Let $f:X\to Y$ be a morphism of schemes, and let $k(y)$ to be the residue field of the point $y$. The fibre of the morphism $f$ over the point $y$ is defined to be the scheme $X_y=X\times Spec(k(y))$.
It's said that $X_y$ is homeomorphic to $f^{-1}(y)$. If we consider affine schemes, then the point $y$ corresponds to a prime ideal $p$ in $\mathcal{O}_y$, then $f^{-1}(y)$ should correspond to a prime ideal $q$ in $\mathcal{O}_x$, which is a point. But sometimes $f^{-1}(y)$ can be more than one point, so I am not sure what $X_y$ looks like.
Besides, it seems that if $H$ is a subscheme of $Y$, then $f^{-1}(H)$ can be regarded as $X\times H$. I hope someone can show me a clear picture. Thanks!
Why should $f^{-1}(y)$ correspond to only one prime ideal $q$ in $X$?
In the affine case you know that $f : X = \mathrm{Spec} \ B \to \mathrm{Spec} \ A = Y$ corresponds to a morphism of rings $\varphi : A \to B$. Now for $y \in Y$ one has $f^{-1}(y) = \{x \in X \mid \varphi^{-1}(x) = y \}$ which is not necessarily just a single point.
But this is what $f^{-1}(y)$ looks like in the affine case (I really mean: what the underlying topological space looks like).
One can check that this set corresponds to $\mathrm{Spec} \ (B \otimes_{A} k(y))$ which has a scheme-structure as well - this is the underlying scheme-structure of $f^{-1}(y)$ - actually $f^{-1}(y) = X \times_Y \mathrm{Spec} \ k(y) = \mathrm{Spec} \ (B \otimes_A k(y))$.
Regarding your second question: One defines $f^{-1}(H) := X \times_Y H$ as the base change of the inclusion $i : H \to Y$ along $f$. Note that the projection $f^{-1}(H) \to X$ is an embedding, as it is the base change of an embedding.
Maybe explicitly writing down the universal property might help you accepting this as a useful and natural definition:
Giving a morphism $Z \to f^{-1}(H)$ is the same as giving morphisms $p : Z \to X$ and $q : Z \to H$ such that $f \circ p = i \circ q$.
That is: A morphism $p : Z \to X$ factorizes over $f^{-1}(H)$ if and only if the composition $f \circ p : Z \to Y$ factorizes over the embedding $H \to Y$.
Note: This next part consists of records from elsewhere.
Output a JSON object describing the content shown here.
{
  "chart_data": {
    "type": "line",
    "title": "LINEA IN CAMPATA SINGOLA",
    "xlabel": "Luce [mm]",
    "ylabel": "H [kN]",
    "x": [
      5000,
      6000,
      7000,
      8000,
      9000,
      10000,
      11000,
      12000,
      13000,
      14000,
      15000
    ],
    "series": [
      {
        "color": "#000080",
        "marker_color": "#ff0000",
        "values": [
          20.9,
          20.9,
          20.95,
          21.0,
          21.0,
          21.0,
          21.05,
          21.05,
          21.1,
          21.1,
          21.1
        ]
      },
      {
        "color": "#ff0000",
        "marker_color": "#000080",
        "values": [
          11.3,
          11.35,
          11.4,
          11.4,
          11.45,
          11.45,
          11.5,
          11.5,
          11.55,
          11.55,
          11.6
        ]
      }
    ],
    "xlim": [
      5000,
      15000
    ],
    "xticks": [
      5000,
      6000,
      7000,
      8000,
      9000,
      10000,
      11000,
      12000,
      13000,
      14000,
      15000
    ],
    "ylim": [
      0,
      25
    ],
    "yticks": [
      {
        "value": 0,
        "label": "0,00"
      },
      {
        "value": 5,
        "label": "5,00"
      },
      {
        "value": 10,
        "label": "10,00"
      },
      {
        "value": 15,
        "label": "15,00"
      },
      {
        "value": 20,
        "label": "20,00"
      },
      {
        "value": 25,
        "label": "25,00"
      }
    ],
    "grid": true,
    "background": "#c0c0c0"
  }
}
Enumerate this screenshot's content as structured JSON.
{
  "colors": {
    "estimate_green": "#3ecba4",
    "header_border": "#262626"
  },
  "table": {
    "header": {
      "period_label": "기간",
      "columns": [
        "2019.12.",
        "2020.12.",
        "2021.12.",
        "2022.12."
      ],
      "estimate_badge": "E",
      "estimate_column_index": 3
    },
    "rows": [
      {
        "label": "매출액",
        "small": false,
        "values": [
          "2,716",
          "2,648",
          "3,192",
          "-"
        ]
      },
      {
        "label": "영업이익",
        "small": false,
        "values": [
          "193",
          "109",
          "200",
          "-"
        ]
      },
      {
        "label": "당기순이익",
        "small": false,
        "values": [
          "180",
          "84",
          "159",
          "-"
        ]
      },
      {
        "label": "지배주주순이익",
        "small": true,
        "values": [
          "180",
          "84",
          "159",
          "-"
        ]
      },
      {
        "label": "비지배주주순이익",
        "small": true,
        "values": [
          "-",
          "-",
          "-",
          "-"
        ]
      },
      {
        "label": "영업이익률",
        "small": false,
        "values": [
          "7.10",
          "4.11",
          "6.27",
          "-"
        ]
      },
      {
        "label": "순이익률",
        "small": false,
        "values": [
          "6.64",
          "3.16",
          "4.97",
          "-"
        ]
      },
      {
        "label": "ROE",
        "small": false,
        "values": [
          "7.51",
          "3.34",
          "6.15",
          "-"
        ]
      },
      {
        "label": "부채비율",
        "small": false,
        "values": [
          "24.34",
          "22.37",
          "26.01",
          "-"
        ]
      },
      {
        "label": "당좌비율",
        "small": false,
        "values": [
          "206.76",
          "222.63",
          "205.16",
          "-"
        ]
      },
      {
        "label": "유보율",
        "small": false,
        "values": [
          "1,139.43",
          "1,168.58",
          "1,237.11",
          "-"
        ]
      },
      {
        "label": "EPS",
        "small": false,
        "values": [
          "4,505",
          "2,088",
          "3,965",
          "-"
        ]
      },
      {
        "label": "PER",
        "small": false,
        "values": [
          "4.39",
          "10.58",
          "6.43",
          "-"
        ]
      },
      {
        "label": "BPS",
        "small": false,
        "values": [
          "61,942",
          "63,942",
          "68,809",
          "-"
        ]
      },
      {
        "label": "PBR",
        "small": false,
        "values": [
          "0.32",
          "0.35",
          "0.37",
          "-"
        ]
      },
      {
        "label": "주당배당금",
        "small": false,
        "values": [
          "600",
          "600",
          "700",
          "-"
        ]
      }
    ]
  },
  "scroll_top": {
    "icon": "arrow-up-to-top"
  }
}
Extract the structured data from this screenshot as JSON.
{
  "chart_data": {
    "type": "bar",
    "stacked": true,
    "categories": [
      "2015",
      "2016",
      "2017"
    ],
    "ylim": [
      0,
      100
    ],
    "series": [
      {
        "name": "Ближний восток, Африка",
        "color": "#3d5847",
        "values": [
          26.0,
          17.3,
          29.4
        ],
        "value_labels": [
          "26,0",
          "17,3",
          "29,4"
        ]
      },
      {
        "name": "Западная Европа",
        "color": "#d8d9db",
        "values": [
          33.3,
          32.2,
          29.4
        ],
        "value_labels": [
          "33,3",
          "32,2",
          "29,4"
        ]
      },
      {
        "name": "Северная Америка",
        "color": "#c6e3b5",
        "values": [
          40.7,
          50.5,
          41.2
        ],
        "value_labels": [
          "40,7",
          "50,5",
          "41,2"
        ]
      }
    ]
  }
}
Also note that this actually does the job in for example the categories of sets:
If $f : A \to B$ is any map of sets and $B' \subseteq B$, then $f^{-1}(B')$ certainly satisfies the universal property of $A \times_B B'$. If you don't want to use the universal property: $A \times_B B' = \{(a,b') \in A \times B' \mid f(a) = b'\}$, so that $f^{-1}(B') = p_1(A\times_B B')$ where $p_1$ denotes the projection to the first factor. Also the $b'$ in $(a,b')$ is no real benefit informationwise as by construction $b' = f(a)$, hence one can reconstruct b' just by knowing $a$.